Chanter Verdi à La Scala? Un rêve terrifiant pour toute vedette d'opéra. La Saguenéenne Marie-Nicole Lemieux n'a fait qu'une bouchée du public milanais, mercredi soir, avec sa géniale interprétation de Quickly, dans Falstaff de Verdi. Preuve s'il en faut qu'elle fait partie des cantatrices de l'heure.

Pour prendre le pouls de la réputation internationale de Marie-Nicole Lemieux, il n'y a pas meilleur endroit que le bureau du directeur de distribution de la prestigieuse Scala de Milan. Les premières mondiales des plus grands opéras, de Madame Butterfly (Puccini) à Aïda (Verdi), ont eu lieu dans la vénérable institution milanaise.

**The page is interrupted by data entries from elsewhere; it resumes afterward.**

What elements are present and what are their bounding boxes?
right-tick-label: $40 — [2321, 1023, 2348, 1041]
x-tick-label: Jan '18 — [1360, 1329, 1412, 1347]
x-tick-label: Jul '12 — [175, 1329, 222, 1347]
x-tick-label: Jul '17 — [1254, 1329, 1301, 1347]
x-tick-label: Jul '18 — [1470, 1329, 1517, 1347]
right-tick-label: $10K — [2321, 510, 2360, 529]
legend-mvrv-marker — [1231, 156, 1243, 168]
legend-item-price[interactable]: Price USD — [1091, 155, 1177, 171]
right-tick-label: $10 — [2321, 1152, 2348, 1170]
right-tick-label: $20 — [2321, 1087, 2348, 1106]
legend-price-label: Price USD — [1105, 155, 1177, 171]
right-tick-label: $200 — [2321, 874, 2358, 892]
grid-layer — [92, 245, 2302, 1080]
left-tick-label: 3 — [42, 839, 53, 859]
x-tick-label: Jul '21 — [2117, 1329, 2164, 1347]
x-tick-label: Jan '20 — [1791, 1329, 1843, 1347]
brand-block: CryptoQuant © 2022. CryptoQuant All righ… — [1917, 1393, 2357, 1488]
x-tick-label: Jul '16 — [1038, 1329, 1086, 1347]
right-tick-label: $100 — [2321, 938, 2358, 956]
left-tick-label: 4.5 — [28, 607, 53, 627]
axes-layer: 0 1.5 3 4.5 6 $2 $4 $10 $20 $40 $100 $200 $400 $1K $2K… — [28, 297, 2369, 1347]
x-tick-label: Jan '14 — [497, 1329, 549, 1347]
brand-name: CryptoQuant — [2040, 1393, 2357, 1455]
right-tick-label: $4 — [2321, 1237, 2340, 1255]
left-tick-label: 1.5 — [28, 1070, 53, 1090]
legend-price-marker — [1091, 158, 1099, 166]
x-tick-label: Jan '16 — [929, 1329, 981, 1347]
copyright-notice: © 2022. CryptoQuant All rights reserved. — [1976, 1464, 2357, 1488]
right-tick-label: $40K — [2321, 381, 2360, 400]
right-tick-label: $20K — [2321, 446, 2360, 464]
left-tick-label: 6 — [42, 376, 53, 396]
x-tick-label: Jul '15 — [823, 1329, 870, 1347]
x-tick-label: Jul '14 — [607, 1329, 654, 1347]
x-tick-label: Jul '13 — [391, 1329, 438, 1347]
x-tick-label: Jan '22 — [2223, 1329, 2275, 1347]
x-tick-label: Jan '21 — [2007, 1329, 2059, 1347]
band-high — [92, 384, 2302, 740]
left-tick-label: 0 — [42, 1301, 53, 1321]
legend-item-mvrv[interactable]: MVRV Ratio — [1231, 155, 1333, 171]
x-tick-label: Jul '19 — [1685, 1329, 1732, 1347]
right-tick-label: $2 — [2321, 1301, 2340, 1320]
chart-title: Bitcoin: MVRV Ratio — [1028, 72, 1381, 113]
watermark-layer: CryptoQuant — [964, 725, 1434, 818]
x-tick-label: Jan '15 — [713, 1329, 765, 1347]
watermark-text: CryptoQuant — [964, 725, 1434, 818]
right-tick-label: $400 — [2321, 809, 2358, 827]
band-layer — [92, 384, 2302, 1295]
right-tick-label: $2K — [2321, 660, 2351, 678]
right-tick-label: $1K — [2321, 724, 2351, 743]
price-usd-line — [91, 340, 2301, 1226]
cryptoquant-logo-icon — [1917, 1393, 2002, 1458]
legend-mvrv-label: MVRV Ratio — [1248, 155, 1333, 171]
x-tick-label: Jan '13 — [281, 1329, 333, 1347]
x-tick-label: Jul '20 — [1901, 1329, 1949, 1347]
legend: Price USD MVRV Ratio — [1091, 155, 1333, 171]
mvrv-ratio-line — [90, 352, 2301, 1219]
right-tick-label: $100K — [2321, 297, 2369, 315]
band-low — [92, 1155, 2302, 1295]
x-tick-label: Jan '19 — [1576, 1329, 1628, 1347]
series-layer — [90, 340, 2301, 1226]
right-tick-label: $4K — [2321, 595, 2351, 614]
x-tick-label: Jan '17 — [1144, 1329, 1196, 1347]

À notre grand plaisir, Ilias Tzempetonidis ne tarit pas d'éloges sur l'interprète de Madame Quickly dans Falstaff, une production créée à Londres où elle s'était fait remarquer par la critique en 2012.

«Marie-Nicole Lemieux est l'une des meilleures contraltos du monde, dit le directeur de la distribution. Elle est une artiste rêvée: elle a une technique très solide et s'abandonne à son art comme un enfant.»

Des dithyrambes qui ne calmaient pas le trac de la rousse interprète, rencontrée à l'entracte. «Oui, Ilias m'aime, mais si le public ne m'aime pas...», dit-elle en lâchant un gros soupir. «Il paraît que les spectateurs de La Scala sont difficiles, poursuit-elle. Je suis terrorisée.»

Prouesses vocales et physiques

C'est pourtant elle qui a provoqué les rires de la soirée. Il faut dire que sa préparation était bonne: elle interprétait l'espiègle Quickly pour la cinquantième fois (en six productions) de sa carrière, et elle a particulièrement brillé dans une scène charnière où son personnage cherche à duper Falstaff pour avoir envoyé une lettre d'amour identique à ses deux amies mariées. Ses simagrées pour charmer l'épicurien vieillissant étaient d'un comique ingénieux.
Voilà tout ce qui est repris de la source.